At the Movies: Reviewing “The Interpreter”
By Tetu Hirai
On April 19th, NCTA members got a rare treat in the form of a special, by-invitation-only screening of Universal Pictures’ release of “The Interpreter,” starring Nicole Kidman and Sean Penn. In conjunction with the development of an article on the making of the movie—written by NCTA member Carolina Arrigoni-Shea and appearing in the May issue of Translorial—the studio generously offered tickets to NCTA members for showings in four cities: San Francisco, San Jose, Sacramento, and Fresno.
In the film, Silvia Broome (played by Nicole Kidman), is an interpreter who works at the United Nations, and who overhears a plot to assassinate an African head of state. This plan is spoken in a rare dialect that very few people, including Silvia, understand. Silvia then becomes the target of the killers, and her world is changed as her own political background is slowly revealed to her FBI protectors.
For those of us in NCTA who are interpreters, we had the unique opportunity of assessing the movie from the point of view of our own profession. But both interpreter and translator colleagues had much to say, especially pertaining to the credibility of the interpretation done by Nicole Kidman’s character, and to the opportunity the movie offered in making the public more aware of the profession of interpretation.
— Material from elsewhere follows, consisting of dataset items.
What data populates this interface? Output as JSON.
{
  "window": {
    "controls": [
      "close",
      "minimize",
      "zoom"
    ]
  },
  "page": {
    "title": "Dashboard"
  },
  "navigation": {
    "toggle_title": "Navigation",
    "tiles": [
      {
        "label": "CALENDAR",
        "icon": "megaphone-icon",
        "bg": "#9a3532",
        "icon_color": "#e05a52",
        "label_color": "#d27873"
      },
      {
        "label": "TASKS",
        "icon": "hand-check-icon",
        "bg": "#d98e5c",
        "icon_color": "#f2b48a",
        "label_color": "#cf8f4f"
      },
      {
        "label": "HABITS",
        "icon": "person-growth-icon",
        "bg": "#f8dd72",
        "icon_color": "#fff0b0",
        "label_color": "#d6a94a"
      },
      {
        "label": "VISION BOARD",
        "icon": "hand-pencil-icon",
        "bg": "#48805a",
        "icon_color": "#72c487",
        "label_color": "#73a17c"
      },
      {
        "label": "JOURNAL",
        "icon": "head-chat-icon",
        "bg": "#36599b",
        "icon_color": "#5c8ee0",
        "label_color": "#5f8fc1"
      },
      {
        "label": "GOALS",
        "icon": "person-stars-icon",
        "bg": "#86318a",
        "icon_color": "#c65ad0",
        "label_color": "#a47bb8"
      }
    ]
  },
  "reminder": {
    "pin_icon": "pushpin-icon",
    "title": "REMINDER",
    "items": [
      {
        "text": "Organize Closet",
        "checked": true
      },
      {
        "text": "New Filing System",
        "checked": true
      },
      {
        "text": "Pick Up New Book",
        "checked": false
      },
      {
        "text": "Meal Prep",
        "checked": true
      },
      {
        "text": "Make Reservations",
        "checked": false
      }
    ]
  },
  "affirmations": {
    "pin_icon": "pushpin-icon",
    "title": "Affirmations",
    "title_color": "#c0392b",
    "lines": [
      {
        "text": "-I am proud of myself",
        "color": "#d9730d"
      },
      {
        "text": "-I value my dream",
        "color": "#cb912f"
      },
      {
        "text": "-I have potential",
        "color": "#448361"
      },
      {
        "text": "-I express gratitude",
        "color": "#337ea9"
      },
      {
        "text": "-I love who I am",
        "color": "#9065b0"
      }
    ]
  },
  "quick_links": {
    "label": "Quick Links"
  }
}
Some attendees generally felt that Nicole Kidman did a credible job in depicting an interpreter. Sacramento attendee Michel Rousselin, a former United Nations interpreter, said, ‘’I felt that Kidman’s depiction of an interpreter was quite natural and very well done. She was speaking a bit slower at the beginning (as would be expected for a real interpreter) and then she spoke a bit faster as she heard more phrases.”
Others in attendance, including San Jose attendee Andrea Wells and San Francisco attendees Marianne Pripps and Anne Milano Appel, felt that the movie fell short in depicting the interpreter’s life—its demanding skills, fascinating subjects, and extreme stresses—in a way that truly represented the breadth and depth of the profession. Echoing the notion that the film was more of a suspense-thriller than a true examination of an interpreter’s life, San Francisco attendee Anthony Alioto noted that the movie “had little to do with the real activities of a U.N. interpreter.”
Overall, however, most attendees thought it was beneficial for the industry that interpretation was depicted on the big screen at all, and that the public became more aware of the profession. As attendee and Sacramento correspondent Tatyana Neronova said: “I believe that this movie allowed people to see how important our job is, and how careful and professional we should be so that we do a good job.”
We now hope that more opportunities lie ahead.